Kangbashi has all the makings of a modern metropolis with a very bright future. It has futuristic architecture, huge reserves of coal and gas, dozens of office buildings and tens of thousands of luxury villas. The one thing it lacks is people.
It was built to house 1 million people but is inhabited by just a few thousand people (despite a government claim of 28,000 residents, who are probably just commuters), claims WebUrbanist.
City leaders had hoped that Kangbashi would be a Chinese version of Dubai, shiny and iconic with great infrastructure. They invested over $1 billion in their project.
But in 2010, four years after the city government was transplanted to Kangbashi, the 31-sq-km area was described as a “monument to excess and misplaced optimism” by the China Daily.
Underpinning all this is China’s national goal of moving 300-500 million people from rural areas to big cities by 2020.
There are other examples in China. In the southern city of Kunming a nearly 103.5-sq-km area called Chenggong has the same deserted roads, high-rises and government offices. And in Tianjin, in the north-east, the city splurged on a huge district covered with golf courses, hot springs and villas that are still empty.
Underpinning all this is China’s national goal of moving 300-500 million people from rural areas to big cities by 2020, in the hope of creating a large middle class.
It is hard to tell if the Ordos-style expansion is caused by unbridled speculation or far-sighted urban planning. Patrick Chovanec, an associate professor of Economics and Management at Tsinghua University in Beijing, said the building boom is driven by frenzied investors – not the housing needs of millions of migrating workers.
“People are using real estate as an investment, as a place to store cash – they treat it like gold,” Professor Chovanec said. “They’re stockpiling empty units. This is going on in cities of virtually every size.”

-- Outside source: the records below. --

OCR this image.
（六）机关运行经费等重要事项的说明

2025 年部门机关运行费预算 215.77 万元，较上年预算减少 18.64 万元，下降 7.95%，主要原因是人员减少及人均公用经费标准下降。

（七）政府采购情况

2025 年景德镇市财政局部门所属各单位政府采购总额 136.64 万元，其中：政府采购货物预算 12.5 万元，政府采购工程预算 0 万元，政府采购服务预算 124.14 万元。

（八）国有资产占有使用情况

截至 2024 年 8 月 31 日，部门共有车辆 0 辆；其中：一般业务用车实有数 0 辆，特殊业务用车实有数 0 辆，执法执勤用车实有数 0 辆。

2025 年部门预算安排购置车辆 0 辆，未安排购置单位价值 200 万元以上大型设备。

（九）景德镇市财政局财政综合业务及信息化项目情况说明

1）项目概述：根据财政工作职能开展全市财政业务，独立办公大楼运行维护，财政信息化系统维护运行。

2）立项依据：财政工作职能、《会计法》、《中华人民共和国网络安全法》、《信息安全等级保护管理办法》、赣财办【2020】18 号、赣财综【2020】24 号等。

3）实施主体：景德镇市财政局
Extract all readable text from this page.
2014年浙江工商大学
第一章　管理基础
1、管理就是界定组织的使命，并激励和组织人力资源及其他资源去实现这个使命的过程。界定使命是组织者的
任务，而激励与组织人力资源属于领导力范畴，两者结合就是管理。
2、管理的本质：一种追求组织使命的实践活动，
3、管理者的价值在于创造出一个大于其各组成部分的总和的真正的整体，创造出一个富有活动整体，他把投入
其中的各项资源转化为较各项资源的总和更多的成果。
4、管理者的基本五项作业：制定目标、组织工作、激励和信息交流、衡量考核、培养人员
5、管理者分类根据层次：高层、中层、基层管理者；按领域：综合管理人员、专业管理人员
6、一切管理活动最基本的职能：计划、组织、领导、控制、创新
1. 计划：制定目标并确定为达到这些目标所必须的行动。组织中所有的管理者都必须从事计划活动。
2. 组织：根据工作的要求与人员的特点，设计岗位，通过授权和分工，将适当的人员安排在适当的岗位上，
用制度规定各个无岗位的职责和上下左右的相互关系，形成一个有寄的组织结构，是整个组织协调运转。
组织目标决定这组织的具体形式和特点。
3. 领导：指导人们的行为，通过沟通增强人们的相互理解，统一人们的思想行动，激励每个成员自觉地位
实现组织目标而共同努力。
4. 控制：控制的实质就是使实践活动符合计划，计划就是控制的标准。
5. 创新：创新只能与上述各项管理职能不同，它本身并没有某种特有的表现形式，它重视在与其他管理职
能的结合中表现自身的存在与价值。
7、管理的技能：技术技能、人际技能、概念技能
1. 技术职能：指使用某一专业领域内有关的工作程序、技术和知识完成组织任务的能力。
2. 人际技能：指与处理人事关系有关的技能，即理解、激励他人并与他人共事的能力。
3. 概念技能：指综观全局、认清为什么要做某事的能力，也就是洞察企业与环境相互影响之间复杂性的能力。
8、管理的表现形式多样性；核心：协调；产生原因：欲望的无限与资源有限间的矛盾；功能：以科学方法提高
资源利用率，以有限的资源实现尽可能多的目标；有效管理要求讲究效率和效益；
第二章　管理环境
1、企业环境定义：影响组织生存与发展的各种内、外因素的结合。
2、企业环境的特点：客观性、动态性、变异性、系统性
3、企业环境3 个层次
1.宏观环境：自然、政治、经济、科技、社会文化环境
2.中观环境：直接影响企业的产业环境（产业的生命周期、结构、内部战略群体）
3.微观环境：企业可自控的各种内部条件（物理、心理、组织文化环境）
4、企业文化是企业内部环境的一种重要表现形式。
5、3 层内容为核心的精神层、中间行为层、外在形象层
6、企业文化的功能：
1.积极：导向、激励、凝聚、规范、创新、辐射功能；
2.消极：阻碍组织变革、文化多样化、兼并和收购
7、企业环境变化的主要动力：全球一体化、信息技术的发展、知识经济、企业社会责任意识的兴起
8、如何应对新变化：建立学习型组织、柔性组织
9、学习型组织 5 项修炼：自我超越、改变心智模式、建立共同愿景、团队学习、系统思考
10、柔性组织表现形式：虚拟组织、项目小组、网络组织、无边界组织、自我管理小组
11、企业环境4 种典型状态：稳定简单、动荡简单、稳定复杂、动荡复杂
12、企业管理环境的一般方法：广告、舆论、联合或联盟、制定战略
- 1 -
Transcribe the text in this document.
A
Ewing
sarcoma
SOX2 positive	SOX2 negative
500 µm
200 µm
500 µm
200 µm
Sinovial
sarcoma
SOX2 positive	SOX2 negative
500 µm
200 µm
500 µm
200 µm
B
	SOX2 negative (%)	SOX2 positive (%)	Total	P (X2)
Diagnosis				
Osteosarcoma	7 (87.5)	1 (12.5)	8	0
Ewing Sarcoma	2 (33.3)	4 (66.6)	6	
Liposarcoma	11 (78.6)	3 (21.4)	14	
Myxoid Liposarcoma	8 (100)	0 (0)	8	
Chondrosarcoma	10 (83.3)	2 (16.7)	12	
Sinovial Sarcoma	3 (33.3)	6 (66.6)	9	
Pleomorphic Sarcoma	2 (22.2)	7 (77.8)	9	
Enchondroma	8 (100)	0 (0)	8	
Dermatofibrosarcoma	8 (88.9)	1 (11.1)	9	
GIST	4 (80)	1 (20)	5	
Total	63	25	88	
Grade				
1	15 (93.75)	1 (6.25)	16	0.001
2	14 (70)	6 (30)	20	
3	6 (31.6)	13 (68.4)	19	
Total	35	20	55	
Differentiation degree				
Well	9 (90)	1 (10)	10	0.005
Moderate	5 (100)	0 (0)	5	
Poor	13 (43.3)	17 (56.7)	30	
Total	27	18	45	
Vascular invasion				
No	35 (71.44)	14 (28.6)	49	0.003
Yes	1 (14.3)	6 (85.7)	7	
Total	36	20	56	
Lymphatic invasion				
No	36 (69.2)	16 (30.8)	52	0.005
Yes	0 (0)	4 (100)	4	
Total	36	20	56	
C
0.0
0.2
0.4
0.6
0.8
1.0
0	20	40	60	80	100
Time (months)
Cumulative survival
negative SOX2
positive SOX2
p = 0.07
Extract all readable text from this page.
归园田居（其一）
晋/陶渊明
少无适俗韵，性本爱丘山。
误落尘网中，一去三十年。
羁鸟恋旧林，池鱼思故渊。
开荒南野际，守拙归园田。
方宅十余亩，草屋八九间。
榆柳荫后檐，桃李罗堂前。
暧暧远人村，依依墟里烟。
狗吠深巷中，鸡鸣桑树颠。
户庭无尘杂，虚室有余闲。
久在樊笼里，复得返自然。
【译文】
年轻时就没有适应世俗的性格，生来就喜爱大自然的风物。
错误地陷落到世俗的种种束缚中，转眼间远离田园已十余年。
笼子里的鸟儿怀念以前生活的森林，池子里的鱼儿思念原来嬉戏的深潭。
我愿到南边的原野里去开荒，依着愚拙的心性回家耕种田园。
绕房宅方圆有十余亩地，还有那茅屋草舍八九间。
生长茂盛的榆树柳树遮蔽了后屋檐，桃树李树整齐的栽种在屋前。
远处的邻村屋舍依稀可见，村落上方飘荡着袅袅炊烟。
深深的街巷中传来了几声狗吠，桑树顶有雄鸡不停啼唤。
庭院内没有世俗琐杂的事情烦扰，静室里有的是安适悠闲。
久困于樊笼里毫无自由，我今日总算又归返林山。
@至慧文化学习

U.S. blogger Lloyd Lofthouse offered the opposite view. He said that China’s leaders had demonstrated for millennia that China’s collective culture often plans decades and centuries into the future, which explains the success of projects such as the Great Wall and the Grand Canal, which took centuries to complete.
He opined that China’s leaders studied the potential future and planned for it, which is a “benefit of being an autocratic one-party republic instead of a chaotic democracy that depends on short-term goals and quarterly profits to guide the decisions of accountants and lawyers”.
He said that what China is doing by building these empty cities, roads and railways is getting ready for the future.